Tasks that are naturally easy to break up into parts are described as “embarrassingly parallel” and are finding new life in these machines. Webpages are a great example of that. We basically assign a core to each simultaneous user for their particular needs. Easy as that.
Load balancing systems or web front-end proxies like NGINX really benefit from multi-core systems. Video encoding works well with more cores because you can have a lot of parallel streams going on and they aren’t dependent on one another. In fact, any project that doesn’t have a complicated tangle of interdependencies and can divide workload neatly among separate parts could easily work on a 96-core machine.
Also, high-core count systems make incredibly good build machines. If a software developer needs to have a lot of time and resources spent building the systems that they're going to eventually test on something else, then having a really big machine to do the builds on is a huge benefit. The quicker you can turn around a build, test, and check cycle, the better the productivity of your programmers. By compressing that cycle time, things that used to be done in an hour can be completed in 10 minutes. Developers can keep pace with the rate of change of the software tool base, which can be a huge advantage.
Seeing is Believing
How do you know that these high-core machines are actually working optimally? What tools are best for making them run like a stallion?
On our recent Proximity live stream, we showed some examples of how you can use visualization tools to understand the work happening on these cores.
The tool htop shows the activity of all the cores in the system in a graphical display. At a glance, you can see which parts of the system are busy and which parts of the system are idle. You can also see the Linux scheduler move things from core to core and understand how your computer is managing jobs and core capacity.

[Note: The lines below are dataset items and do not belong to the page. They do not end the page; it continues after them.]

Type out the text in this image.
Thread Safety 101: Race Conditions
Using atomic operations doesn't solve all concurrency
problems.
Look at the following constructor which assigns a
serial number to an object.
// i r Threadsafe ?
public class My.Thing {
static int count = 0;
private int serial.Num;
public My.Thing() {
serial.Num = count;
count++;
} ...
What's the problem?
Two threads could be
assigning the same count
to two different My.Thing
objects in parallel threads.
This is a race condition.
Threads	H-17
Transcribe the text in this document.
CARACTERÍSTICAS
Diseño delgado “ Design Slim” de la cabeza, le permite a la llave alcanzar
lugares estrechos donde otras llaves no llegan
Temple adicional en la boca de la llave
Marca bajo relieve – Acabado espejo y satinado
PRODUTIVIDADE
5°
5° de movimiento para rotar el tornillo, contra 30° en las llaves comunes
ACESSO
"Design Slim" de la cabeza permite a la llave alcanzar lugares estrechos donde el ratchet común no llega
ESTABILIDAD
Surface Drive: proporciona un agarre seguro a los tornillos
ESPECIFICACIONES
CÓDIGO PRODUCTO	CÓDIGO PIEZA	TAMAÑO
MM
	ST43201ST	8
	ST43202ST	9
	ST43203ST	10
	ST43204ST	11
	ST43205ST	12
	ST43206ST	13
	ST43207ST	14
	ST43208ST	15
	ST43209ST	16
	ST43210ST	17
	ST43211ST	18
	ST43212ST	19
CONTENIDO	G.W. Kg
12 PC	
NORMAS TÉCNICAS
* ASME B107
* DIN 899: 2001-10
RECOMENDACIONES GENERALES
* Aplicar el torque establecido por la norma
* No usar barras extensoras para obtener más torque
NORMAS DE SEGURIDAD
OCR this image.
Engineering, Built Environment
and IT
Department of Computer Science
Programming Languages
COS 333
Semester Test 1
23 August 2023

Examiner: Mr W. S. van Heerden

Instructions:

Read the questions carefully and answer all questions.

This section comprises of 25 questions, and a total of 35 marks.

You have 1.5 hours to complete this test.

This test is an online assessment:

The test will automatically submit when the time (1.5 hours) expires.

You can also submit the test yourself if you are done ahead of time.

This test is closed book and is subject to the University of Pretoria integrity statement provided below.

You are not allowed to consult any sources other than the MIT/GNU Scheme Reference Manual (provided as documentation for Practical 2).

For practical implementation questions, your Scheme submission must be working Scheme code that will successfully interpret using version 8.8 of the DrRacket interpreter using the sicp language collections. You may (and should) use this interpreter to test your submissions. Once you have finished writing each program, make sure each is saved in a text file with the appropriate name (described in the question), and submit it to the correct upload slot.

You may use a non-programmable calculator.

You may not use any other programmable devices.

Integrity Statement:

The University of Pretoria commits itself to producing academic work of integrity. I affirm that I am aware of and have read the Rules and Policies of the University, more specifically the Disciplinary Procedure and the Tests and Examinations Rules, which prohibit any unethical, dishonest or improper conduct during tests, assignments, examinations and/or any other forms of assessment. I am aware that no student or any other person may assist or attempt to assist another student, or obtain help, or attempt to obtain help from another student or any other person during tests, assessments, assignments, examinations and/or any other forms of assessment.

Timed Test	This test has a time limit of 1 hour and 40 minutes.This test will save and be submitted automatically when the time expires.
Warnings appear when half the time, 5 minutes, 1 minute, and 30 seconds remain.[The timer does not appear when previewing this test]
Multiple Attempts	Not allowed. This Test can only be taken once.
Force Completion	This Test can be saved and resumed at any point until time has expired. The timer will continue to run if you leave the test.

When you pin a process with NUMACTL, you can see when all of the jobs are running on only one side of the machine. That sort of data wouldn’t be obvious without these tools and can help prolong the life of your machines.
We also demoed a tool called Glances, which is another single dashboard giving a live look into Linux system performance. It offers progress bars that show the processes that are the busiest i.e. how busy all of your disks are, and how busy your network is. With this kind of data visualization, we can better manage our hardware for live streaming.
These tools are really useful on large core count machines because it can be difficult to extract that data one core at a time. An opportunity in having a lot of cores is that you can look at your machine from a birds-eye view to run and manage tasks, whereas with a smaller core count it can be more difficult to see the granularity of how busy your hardware is.
What’s Next?
As Moore’s Law comes to an end and it gets harder to push the performance of a single core without melting, large-scale parallelization is the path forward for our computing. The large number of knobs that can be twisted to change the performance of the Linux kernel on big systems also suggests an opportunity for AI and machine learning to help the optimization process. We are watching tools like the optimization product Concertio where an expert can use machine learning to zero in on the combination of changes that will make a difference for their workloads.
The lesson here from the past is that as you’re designing systems, it would be wise to prepare for 3-5 years down the road when larger core count systems are the norm. Hopefully, setting expectations and getting the right tools will make the jump a lot easier.
As William Gibson (may or may not have) wisely noted “The future is already here, it just isn’t widely distributed.”